33 Bijbelverzen over De Almachtige
Meest relevante verzen
Ik ben de Alfa en de Omega, het Begin en het Einde, zegt de Heere, Die is, en Die was, en Die komen zal, de Almachtige.
Als nu Abram negen en negentig jaren oud was, zo verscheen de HEERE aan Abram, en zeide tot hem: Ik ben God, de Almachtige! Wandel voor Mijn aangezicht, en zijt oprecht!
En rijkdom en eer zijn voor Uw aangezicht, en Gij heerst over alles; en in Uw hand is kracht en macht; ook staat het in Uw hand alles groot te maken en sterk te maken.
Maar zo gij gaat, doe het, wees sterk ten strijde; God zal u doen vallen voor den vijand; want in God is kracht, om te helpen en om te doen vallen.
Door Zijn kracht klieft Hij de zee, en door Zijn verstand verslaat Hij haar verheffing.
God heeft een ding gesproken, ik heb dit tweemaal gehoord: dat de sterkte Godes is.
Doch de HEERE in de hoogte is geweldiger dan het bruisen van grote wateren, dan de geweldige baren der zee.
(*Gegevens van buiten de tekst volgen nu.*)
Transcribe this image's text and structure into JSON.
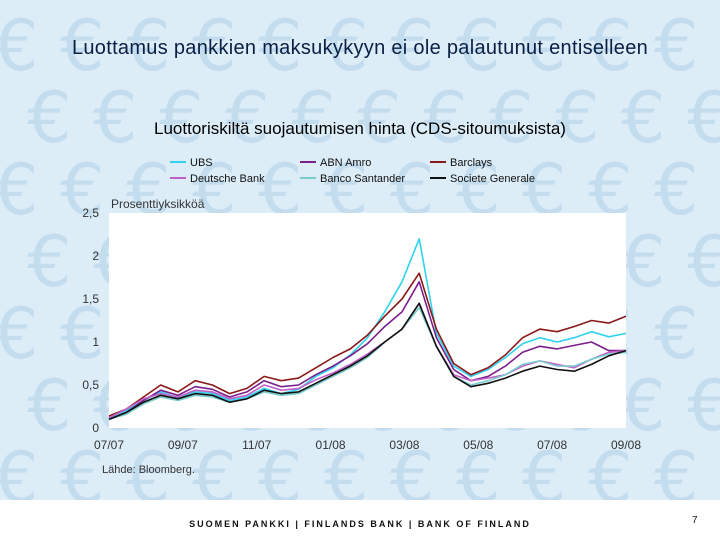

De HEERE is lankmoedig, doch van grote kracht, en Hij houdt den schuldige geenszins onschuldig. Des HEEREN weg is in wervelwind, en in storm, en de wolken zijn het stof Zijner voeten.
Hem nu, Die machtig is u te bevestigen, naar mijn Evangelie en de prediking van Jezus Christus, naar de openbaring der verborgenheid, die van de tijden der eeuwen verzwegen is geweest;
Den zelven alleen wijzen God zij door Jezus Christus de heerlijkheid in der eeuwigheid. Amen.
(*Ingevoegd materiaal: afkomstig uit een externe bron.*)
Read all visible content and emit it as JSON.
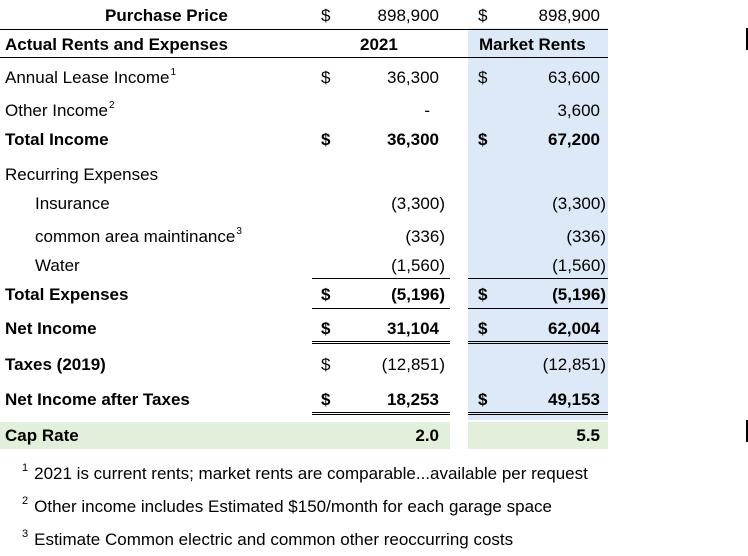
{
  "header": {
    "purchase_price_label": "Purchase Price",
    "purchase_price_2021": "898,900",
    "purchase_price_market": "898,900",
    "dollar": "$"
  },
  "columns": {
    "section_label": "Actual Rents and Expenses",
    "col_2021": "2021",
    "col_market": "Market Rents"
  },
  "rows": {
    "annual_lease": {
      "label": "Annual Lease Income",
      "sup": "1",
      "v2021": "36,300",
      "vmarket": "63,600"
    },
    "other_income": {
      "label": "Other Income",
      "sup": "2",
      "v2021": "-",
      "vmarket": "3,600"
    },
    "total_income": {
      "label": "Total Income",
      "v2021": "36,300",
      "vmarket": "67,200"
    },
    "recurring": {
      "label": "Recurring Expenses"
    },
    "insurance": {
      "label": "Insurance",
      "v2021": "(3,300)",
      "vmarket": "(3,300)"
    },
    "common_area": {
      "label": "common area maintinance",
      "sup": "3",
      "v2021": "(336)",
      "vmarket": "(336)"
    },
    "water": {
      "label": "Water",
      "v2021": "(1,560)",
      "vmarket": "(1,560)"
    },
    "total_expenses": {
      "label": "Total Expenses",
      "v2021": "(5,196)",
      "vmarket": "(5,196)"
    },
    "net_income": {
      "label": "Net Income",
      "v2021": "31,104",
      "vmarket": "62,004"
    },
    "taxes": {
      "label": "Taxes (2019)",
      "v2021": "(12,851)",
      "vmarket": "(12,851)"
    },
    "net_after_taxes": {
      "label": "Net Income after Taxes",
      "v2021": "18,253",
      "vmarket": "49,153"
    },
    "cap_rate": {
      "label": "Cap Rate",
      "v2021": "2.0",
      "vmarket": "5.5"
    }
  },
  "footnotes": [
    {
      "mark": "1",
      "text": "2021 is current rents; market rents are comparable...available per request"
    },
    {
      "mark": "2",
      "text": "Other income includes Estimated $150/month for each garage space"
    },
    {
      "mark": "3",
      "text": "Estimate Common electric and common other reoccurring costs"
    }
  ],
  "colors": {
    "market_band": "#dde9f7",
    "cap_rate_band": "#e2efda"
  }
}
Ik weet, dat Gij alles vermoogt, en dat geen van Uw gedachten kan afgesneden worden.
Al wat den HEERE behaagt, doet Hij, in de hemelen, en op de aarde, in de zeeen en alle afgronden.
Ook eer de dag was, ben Ik, en er is niemand, die uit Mijn hand redden kan; Ik zal werken, en wie zal het keren?
Hij stond, en mat het land, Hij zag toe, en maakte de heidenen los, en de gedurige bergen zijn verstrooid geworden; de heuvelen der eeuwigheid hebben zich gebogen; de gangen der eeuw zijn Zijne.
En Jezus, hen aanziende, zeide tot hen: Bij de mensen is dat onmogelijk, maar bij God zijn alle dingen mogelijk.
En Hij zeide: Abba, Vader, alle dingen zijn U mogelijk; neem dezen drinkbeker van Mij weg, doch niet wat Ik wil, maar wat Gij wilt.
En ik hoorde als een stem ener grote schare, en als een stem veler wateren, en als een stem van sterke donderslagen, zeggende: Halleluja, want de Heere, de almachtige God, heeft als Koning geheerst.
Want de pijlen des Almachtigen zijn in mij, welker vurig venijn mijn geest uitdrinkt; de verschrikkingen Gods rusten zich tegen mij.
Als de Almachtige de koningen daarin verstrooide, werd zij sneeuwwit als op Zalmon.
Die in de schuilplaats des Allerhoogsten is gezeten, die zal vernachten in de schaduw des Almachtigen.
En als zij gingen, hoorde ik een geruis hunner vleugelen, als het geruis van vele wateren, als de stem des Almachtigen, als de stem eens geroeps, als het gedreun eens heirlegers; als zij stonden, zo lieten zij hun vleugelen neder.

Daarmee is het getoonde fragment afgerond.